The ship disappeared without answering mayday calls after the Swedish yacht Mica was rammed 30 nautical miles northeast of Cape Reinga on November 9.
The yacht sank quickly and owner Alf Jaselius, 52, drifted in a liferaft in heavy seas for several hours before he was rescued by a Russian ship.
The Maritime Safety Authority has refused to name the ship and says until the crew can be interviewed it cannot establish if the ship did anything wrong.
Authority director Russell Kilvington said within a day or two of the ramming that there was a good chance the ship had no idea it had hit the yacht.
But he said it was puzzling that it had not answered Mica's mayday calls.
Yesterday Mr Kilvington said the incident was in international waters and although the authority investigation had no legal mandate, it hoped to know more soon.
"It is still on the boil."
Asked if he was confident the captain or crew would be charged over the incident, Mr Kilvington said: "We believe we will able to get more information about the ship and from the people on board the ship.

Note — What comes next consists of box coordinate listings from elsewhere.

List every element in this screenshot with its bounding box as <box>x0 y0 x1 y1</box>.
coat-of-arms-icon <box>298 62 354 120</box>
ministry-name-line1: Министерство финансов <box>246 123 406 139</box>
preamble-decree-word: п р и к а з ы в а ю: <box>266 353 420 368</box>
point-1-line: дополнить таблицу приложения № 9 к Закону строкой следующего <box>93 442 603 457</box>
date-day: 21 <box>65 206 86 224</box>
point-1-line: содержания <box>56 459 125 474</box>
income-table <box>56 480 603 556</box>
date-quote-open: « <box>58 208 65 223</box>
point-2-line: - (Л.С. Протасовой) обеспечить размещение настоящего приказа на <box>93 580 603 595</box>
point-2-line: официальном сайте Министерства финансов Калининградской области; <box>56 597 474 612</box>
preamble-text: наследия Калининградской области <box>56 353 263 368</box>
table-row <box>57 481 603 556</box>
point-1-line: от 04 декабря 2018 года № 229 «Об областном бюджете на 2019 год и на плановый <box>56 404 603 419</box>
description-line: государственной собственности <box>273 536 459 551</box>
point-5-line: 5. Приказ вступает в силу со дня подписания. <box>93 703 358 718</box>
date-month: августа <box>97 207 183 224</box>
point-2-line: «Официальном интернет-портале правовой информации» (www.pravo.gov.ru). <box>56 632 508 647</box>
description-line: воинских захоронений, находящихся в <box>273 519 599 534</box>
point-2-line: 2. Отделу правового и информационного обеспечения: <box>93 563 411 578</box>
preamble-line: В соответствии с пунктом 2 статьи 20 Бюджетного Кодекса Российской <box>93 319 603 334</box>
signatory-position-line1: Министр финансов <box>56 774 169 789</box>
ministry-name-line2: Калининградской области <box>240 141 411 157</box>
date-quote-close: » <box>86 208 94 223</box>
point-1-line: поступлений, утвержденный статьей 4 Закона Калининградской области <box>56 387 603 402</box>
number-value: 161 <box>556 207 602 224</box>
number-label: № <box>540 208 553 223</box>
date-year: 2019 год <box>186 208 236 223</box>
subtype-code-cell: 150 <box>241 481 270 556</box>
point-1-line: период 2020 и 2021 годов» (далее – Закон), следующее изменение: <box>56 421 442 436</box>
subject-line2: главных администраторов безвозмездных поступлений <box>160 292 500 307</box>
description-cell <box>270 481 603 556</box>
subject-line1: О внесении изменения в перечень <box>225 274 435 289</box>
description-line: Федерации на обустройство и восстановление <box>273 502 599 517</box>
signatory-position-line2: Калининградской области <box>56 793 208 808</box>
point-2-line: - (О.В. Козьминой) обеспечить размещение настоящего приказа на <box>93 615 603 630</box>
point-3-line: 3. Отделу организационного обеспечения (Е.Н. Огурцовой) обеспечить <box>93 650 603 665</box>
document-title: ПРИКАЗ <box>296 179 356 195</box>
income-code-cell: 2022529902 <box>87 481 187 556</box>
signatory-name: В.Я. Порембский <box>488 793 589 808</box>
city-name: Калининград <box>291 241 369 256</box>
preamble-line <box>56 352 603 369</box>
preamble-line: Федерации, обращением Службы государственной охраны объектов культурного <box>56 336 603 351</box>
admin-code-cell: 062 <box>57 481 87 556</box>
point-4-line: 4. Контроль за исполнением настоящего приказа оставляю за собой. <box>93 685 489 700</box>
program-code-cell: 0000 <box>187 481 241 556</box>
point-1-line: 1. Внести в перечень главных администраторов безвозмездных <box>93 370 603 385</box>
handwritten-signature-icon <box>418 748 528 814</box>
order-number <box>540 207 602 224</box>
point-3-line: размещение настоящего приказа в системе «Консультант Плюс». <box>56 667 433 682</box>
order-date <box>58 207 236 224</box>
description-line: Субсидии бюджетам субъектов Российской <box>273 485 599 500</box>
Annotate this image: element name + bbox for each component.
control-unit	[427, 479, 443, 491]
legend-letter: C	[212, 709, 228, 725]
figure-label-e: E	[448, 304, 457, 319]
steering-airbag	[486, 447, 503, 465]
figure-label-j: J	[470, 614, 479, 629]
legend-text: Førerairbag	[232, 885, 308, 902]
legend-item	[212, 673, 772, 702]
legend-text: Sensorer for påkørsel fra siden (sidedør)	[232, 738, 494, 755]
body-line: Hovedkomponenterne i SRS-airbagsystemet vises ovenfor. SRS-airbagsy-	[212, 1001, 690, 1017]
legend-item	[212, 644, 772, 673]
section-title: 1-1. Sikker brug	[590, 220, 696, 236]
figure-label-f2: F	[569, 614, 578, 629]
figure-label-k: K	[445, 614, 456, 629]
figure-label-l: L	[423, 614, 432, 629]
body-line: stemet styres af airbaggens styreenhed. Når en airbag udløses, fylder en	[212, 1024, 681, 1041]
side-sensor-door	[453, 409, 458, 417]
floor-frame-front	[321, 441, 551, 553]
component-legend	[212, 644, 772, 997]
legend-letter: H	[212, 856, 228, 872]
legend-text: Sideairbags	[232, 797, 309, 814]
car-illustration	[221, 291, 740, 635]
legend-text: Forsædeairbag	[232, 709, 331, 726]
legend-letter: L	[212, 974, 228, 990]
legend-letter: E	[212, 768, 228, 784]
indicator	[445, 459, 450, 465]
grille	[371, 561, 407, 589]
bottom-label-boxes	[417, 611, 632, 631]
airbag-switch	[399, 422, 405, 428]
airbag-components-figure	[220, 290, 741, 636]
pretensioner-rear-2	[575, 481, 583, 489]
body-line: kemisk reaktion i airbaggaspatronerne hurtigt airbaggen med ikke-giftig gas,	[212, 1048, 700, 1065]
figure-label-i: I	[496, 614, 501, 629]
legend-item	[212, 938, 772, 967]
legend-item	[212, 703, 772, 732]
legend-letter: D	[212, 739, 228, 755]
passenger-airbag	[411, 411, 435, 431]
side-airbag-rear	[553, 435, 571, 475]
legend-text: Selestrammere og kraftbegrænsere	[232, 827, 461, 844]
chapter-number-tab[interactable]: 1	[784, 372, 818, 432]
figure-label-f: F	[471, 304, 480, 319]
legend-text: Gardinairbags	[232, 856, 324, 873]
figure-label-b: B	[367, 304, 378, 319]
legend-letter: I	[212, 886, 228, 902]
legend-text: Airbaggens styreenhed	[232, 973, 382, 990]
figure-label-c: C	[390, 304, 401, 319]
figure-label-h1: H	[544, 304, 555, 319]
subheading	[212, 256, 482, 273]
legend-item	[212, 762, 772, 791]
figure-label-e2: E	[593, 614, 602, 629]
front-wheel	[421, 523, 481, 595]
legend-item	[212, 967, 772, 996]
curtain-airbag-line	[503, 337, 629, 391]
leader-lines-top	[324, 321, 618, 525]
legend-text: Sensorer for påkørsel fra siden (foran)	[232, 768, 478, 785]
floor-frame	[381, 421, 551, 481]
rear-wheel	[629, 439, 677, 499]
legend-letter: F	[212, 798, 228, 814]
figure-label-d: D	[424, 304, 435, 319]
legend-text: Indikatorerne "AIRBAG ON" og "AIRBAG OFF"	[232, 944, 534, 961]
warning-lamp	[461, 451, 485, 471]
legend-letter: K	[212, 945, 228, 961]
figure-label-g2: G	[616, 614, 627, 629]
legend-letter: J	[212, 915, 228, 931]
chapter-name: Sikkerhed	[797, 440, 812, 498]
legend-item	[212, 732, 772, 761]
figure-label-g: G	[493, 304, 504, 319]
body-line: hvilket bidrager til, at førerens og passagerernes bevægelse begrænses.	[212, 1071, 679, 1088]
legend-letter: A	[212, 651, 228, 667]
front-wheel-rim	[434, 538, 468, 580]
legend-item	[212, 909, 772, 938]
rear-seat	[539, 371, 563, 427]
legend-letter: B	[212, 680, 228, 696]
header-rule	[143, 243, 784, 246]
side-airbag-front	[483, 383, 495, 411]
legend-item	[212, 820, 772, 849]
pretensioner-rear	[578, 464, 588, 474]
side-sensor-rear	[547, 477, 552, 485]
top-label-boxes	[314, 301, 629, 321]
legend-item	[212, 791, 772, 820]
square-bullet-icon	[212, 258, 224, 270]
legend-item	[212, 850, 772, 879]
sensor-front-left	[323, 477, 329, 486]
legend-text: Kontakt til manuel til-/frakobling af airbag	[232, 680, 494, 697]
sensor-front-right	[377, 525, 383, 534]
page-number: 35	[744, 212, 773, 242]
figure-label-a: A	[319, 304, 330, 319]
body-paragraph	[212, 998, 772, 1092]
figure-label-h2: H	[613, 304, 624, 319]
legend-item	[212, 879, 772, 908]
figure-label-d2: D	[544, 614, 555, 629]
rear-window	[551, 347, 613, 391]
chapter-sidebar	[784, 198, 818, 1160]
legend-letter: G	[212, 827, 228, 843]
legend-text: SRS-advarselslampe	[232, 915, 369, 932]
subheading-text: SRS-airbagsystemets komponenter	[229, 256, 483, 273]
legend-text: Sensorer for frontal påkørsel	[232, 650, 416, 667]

"The investigation is continuing. We are not letting it drop and we believe that we will be able to get more information in due course.
"It is outside our waters and we have got to push and pressure and cajole people and we are having some success there so I am reasonably confident.
"Until the people have been interviewed we are not sure there is necessarily a case to answer.
"We are not throwing guilt at anybody but we do need to know exactly what has happened."